As for PDF. It is designed to give a guaranteed result. I know plenty of people that always keep a PDF version of their presentation around, just in case that PowerPoint again screws up. Heck, I've seen Microsoft engineers do their PowerPoint presentation in edit mode, because switching to presentation mode would screw up the text positions. Plus, the PDF can easily be put online. And even more: pdflatex with the hyperref package will not just create a dumb PDF, but actually a cross-referenced PDF.

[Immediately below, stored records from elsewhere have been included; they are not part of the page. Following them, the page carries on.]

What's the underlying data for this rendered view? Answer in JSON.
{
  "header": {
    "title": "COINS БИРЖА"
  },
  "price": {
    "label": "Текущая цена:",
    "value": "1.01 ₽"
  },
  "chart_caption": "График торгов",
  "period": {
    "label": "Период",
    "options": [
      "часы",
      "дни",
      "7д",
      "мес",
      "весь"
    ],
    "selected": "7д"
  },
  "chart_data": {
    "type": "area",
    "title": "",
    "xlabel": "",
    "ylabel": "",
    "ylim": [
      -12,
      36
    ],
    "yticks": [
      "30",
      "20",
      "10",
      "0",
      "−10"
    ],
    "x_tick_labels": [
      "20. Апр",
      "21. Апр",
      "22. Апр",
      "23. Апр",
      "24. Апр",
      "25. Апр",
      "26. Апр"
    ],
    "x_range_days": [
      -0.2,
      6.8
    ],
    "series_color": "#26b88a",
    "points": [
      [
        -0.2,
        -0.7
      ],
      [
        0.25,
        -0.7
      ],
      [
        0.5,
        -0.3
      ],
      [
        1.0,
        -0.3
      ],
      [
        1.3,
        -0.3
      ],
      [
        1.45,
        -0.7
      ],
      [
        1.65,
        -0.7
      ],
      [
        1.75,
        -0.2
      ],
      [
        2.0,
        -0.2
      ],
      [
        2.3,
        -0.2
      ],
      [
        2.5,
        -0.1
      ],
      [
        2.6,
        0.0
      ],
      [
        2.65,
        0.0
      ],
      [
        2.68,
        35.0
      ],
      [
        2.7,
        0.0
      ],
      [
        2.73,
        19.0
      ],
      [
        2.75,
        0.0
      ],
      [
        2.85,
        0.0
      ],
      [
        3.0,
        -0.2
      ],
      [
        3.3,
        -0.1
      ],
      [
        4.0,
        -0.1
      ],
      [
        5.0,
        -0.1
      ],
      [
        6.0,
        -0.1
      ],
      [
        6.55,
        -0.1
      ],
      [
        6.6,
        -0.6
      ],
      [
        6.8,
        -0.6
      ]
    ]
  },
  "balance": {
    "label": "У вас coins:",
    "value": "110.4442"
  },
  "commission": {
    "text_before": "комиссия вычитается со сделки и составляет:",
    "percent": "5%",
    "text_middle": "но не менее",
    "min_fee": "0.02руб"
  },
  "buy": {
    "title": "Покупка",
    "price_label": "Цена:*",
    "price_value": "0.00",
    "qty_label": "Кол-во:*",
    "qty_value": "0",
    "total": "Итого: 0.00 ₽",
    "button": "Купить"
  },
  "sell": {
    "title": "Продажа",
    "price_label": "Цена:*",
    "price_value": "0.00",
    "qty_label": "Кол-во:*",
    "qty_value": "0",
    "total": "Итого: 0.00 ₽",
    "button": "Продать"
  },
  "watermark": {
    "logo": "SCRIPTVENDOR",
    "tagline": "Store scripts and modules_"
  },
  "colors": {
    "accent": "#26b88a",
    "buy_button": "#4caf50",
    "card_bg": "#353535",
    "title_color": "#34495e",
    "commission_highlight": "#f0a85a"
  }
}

As for being static. I never use animations in my presentations. They tend to distract people from what I'm saying. And after all, it's not a slideshow, but a talk.

Some additional benefits:

  • Consistent screen and print versions. With little effort you can use the same source to produce both screen versions (with overlays) and print/handout versions (no/reduced overlays). The print quality will be up to your usual standards.
  • BibTeX for easy citations in presentations. Even with a link to the publication.
  • Includes. You can easily build multiple versions with overlap, if you structure your input data appropriately. For example, you can have multiple chapters, and build either a single big presentation (for reference), or per-lecture excerpts easily. This can be useful on many levels, e.g. including "about us" slides easily, sharing chapters or topics across presentations etc. All without copy&paste - fix an error in one place, have it fixed in the other place, too. Include some additional material as backup slides for your presentation version etc.
  • Programmable. You can even write programs to generate your slides. Or plots (this is where I mostly use it).